Rien ne me laissait présager une telle lecture, malgré une très belle et originale réalisation éditoriale. C’était sans compter avec la présence, parmi les 8 auteurs, de Linda Lê, dont j’ai décidé de ne rater aucun texte.



Ici, elle consacre une petite vingtaine de pages à la figure de Phoolan Devi, découverte par moi, dans un livre lu grâce à ma fille, Culottées 2, de Pénélope Bagieu. Phoolan Devi, dont la vie fut marquée par une extrême violence, est une des deux seules femmes du livre (avec Maria Bonita et les si héroïques cangaceiros, des bandits de la région du Nordeste, au Brésil).



La plume de Linda Lê, m’a encore séduite. Usant, sans abuser, de la formule « Il faut imaginer », Linda Lê tisse « un conte cruel et une épopée impressionnante ».

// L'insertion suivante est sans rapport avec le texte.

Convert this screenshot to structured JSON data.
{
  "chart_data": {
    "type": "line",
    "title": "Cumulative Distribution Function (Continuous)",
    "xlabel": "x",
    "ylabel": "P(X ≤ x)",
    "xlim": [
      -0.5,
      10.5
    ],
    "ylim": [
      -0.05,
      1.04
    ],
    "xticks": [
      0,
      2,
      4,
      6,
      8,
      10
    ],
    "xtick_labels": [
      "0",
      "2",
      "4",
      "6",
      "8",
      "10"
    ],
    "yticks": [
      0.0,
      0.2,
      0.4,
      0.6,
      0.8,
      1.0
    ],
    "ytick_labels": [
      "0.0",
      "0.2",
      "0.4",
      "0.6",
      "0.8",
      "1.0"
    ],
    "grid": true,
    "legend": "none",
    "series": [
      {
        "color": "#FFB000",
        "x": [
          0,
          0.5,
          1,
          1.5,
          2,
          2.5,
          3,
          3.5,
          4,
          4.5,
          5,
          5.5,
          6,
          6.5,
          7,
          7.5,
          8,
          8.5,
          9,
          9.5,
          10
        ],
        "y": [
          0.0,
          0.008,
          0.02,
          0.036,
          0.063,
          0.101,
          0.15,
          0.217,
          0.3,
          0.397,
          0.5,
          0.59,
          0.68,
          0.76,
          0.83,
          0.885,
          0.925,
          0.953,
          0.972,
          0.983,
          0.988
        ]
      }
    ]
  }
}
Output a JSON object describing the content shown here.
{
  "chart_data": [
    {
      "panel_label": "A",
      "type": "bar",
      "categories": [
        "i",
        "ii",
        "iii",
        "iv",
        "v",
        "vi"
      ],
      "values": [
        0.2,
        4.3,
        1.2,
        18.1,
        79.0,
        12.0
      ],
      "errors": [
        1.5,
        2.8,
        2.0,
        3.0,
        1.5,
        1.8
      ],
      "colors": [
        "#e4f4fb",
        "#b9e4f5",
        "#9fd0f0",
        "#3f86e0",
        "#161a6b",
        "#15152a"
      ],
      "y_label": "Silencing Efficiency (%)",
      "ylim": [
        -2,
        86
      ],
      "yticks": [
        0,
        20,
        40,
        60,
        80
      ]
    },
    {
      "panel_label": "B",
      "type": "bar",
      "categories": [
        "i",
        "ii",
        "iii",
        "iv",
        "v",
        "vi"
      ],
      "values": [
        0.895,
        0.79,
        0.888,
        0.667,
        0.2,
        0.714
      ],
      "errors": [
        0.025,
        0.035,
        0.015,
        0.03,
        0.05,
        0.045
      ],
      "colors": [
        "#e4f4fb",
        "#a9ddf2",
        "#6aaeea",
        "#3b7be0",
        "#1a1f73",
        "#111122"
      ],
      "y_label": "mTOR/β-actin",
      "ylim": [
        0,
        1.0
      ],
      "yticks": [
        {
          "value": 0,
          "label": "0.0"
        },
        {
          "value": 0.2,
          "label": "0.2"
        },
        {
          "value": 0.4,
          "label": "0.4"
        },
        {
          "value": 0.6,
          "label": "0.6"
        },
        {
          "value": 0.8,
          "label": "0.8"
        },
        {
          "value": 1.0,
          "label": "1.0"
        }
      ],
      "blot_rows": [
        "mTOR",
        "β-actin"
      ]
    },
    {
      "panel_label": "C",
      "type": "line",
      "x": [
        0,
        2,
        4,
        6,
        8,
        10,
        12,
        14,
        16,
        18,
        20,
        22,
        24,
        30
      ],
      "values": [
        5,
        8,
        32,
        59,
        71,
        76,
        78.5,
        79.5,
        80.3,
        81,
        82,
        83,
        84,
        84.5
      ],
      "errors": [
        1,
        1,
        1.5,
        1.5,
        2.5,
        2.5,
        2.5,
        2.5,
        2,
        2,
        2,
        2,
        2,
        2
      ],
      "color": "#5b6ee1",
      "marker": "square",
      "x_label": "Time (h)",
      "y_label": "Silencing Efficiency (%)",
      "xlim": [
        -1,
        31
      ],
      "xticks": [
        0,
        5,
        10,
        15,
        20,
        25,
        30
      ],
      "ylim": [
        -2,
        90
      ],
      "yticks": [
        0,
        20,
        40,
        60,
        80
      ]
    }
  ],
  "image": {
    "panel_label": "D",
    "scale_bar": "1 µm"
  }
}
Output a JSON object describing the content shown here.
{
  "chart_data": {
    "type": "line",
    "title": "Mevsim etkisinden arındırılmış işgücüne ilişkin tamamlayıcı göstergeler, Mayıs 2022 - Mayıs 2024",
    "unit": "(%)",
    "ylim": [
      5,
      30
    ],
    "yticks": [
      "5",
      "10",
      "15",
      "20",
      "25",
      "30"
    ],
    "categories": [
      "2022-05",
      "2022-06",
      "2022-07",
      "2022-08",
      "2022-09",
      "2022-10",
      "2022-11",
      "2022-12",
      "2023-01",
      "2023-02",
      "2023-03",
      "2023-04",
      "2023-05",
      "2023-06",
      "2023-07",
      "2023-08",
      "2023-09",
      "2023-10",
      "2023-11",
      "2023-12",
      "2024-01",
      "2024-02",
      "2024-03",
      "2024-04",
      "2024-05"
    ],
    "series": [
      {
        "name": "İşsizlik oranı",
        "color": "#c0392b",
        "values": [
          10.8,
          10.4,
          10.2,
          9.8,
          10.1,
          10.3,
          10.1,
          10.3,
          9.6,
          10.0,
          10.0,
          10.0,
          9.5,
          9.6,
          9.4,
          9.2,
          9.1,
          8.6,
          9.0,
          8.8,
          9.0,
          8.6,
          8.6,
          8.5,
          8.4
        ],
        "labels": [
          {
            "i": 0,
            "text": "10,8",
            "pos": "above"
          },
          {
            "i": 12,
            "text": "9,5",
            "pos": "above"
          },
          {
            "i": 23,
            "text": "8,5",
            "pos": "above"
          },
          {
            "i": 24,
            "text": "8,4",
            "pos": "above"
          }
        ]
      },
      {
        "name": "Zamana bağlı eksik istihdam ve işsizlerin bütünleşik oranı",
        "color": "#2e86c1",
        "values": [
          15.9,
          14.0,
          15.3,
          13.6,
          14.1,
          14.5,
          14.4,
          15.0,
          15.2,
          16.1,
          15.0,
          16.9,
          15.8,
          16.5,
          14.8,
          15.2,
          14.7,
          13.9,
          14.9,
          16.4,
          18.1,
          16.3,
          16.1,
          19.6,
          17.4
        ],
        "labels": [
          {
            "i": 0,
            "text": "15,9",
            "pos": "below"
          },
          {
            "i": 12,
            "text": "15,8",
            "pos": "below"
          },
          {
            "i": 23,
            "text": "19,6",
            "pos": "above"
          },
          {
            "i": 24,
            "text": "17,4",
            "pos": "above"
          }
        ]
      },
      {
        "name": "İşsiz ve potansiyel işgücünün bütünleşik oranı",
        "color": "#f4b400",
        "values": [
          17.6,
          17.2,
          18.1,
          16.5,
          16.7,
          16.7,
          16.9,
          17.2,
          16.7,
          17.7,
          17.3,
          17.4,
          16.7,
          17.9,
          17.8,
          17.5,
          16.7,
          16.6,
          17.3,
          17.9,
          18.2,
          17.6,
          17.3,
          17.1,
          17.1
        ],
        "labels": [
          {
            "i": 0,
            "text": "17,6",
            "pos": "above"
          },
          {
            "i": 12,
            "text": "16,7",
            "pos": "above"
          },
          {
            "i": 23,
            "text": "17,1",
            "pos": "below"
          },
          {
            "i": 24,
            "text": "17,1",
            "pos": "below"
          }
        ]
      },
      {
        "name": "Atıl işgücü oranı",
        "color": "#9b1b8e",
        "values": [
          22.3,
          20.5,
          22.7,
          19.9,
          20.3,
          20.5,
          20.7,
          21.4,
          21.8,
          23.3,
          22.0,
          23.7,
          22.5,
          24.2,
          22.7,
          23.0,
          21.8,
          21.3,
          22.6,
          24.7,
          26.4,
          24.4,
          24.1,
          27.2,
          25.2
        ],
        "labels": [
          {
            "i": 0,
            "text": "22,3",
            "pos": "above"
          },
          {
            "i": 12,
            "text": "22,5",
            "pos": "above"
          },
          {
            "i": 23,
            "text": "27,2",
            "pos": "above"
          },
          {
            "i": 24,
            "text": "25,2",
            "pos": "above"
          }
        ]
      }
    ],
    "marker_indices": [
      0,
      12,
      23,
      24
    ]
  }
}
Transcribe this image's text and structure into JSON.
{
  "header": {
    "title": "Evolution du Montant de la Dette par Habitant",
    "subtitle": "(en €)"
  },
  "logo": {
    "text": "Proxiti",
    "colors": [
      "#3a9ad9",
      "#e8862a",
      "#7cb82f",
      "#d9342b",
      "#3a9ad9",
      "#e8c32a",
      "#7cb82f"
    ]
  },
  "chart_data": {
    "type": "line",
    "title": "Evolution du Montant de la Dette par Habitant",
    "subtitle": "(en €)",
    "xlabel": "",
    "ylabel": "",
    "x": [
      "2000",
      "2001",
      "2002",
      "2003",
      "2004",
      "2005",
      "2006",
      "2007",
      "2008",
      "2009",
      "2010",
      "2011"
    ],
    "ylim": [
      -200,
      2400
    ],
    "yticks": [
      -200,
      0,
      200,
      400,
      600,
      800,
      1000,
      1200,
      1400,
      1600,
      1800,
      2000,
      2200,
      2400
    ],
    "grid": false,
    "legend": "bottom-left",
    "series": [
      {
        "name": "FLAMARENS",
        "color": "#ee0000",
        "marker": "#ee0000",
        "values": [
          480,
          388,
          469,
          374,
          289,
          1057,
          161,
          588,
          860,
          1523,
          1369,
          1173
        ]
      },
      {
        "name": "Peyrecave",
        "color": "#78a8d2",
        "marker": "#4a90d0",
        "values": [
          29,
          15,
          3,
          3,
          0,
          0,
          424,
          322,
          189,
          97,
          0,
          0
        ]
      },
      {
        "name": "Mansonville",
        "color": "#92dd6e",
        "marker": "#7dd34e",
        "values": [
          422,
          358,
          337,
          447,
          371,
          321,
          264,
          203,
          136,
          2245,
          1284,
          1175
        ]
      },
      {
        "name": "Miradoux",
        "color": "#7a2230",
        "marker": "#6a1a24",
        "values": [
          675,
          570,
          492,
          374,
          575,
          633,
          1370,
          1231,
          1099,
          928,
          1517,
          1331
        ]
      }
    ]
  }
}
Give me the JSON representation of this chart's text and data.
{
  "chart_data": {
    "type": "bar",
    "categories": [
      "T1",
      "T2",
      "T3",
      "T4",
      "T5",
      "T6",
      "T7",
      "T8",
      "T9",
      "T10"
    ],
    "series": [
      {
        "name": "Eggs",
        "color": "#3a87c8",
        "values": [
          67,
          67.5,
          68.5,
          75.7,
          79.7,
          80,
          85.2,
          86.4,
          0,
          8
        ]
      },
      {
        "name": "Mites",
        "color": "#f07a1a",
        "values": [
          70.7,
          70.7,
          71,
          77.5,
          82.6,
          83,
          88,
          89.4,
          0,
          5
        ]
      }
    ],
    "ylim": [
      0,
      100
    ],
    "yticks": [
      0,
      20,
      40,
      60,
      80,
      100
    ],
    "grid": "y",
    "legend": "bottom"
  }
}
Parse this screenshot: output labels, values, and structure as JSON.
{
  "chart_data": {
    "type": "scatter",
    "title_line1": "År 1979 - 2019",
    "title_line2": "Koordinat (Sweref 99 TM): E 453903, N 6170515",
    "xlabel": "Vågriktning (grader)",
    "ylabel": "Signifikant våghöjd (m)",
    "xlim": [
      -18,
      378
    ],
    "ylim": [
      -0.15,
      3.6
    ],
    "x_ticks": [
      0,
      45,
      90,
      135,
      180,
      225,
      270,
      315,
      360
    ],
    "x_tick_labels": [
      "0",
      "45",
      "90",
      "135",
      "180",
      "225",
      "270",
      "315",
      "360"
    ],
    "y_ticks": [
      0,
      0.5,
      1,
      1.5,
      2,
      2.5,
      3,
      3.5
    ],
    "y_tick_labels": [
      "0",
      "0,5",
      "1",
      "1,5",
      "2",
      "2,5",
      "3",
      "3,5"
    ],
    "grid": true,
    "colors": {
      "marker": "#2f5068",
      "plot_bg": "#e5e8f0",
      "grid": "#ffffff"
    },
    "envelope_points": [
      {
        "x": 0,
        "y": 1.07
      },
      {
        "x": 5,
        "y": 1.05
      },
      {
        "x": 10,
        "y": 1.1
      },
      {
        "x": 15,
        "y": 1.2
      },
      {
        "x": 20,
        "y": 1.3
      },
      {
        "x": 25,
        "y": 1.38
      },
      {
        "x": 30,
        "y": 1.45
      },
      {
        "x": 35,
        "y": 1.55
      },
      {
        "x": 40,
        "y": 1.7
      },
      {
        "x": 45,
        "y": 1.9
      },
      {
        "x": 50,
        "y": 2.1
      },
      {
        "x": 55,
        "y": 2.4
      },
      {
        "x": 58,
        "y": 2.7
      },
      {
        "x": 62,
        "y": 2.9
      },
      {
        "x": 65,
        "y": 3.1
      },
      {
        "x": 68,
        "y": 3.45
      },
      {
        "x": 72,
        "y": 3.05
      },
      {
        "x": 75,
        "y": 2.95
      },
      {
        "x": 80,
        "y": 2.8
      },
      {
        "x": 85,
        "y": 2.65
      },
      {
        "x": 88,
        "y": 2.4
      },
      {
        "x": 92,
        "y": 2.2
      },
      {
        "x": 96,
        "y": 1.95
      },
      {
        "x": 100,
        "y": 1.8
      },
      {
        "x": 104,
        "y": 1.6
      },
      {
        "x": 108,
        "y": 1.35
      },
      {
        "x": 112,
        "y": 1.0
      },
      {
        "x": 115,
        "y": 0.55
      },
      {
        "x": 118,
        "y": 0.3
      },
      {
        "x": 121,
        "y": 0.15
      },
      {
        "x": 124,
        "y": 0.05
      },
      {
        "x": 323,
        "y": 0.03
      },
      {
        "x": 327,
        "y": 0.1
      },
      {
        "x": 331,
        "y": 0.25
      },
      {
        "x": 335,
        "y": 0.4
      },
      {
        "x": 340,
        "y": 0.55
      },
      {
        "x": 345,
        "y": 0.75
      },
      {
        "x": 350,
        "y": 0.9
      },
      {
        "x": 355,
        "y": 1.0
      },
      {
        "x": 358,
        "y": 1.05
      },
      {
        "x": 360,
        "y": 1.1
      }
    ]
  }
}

Après cette lecture âpre, mais sublimée par le style inimitable de Linda Lê, j’ai poursuivi la lecture dans le désordre, j’avoue.



J’y ai donc appris essentiellement que : « Le concept de banditisme social fut crée par Eric Hobsbawn pour différencier ce banditisme du vol ordinaire, ou de la criminalité organisé comme la mafia ou les gangs. Bien évidemment, la frontière entre ces catégories est plus floue dans la pratique. »



Ce livre appartient à la collection Lampe-tempête des éditions L’échappée, dirigée par Jacques Baujard : « Par un travail de redécouverte de textes de fiction méconnus ou oubliés, augmentés de commentaires critiques et politiques, cette collection entend donc montrer que la littérature peut être instrument de prospection, à la recherche des possibles, les meilleurs comme les pires, ceux qui gisent dans le passé comme ceux que nous réserve l’avenir. »



Bien entendu que Panaït Istrati est cité dans la préface, car sa contribution est indiscutable : « […] la dimension littéraire apportée par l’auteur de Kyra Kyralina aux récits des bandits sociaux balkaniques a permis de faire découvrir à un large public la vie tragique de ces révoltés ». En effet, ce livre s’inscrit bien dans cette lignée. Des pages qui s’apparentent à des vrais récits d’aventures.



Les 8 figures téméraires de ces justiciers sont brièvement présentées pp. 14-16 et leur liste reprise par la quatrième de couverture.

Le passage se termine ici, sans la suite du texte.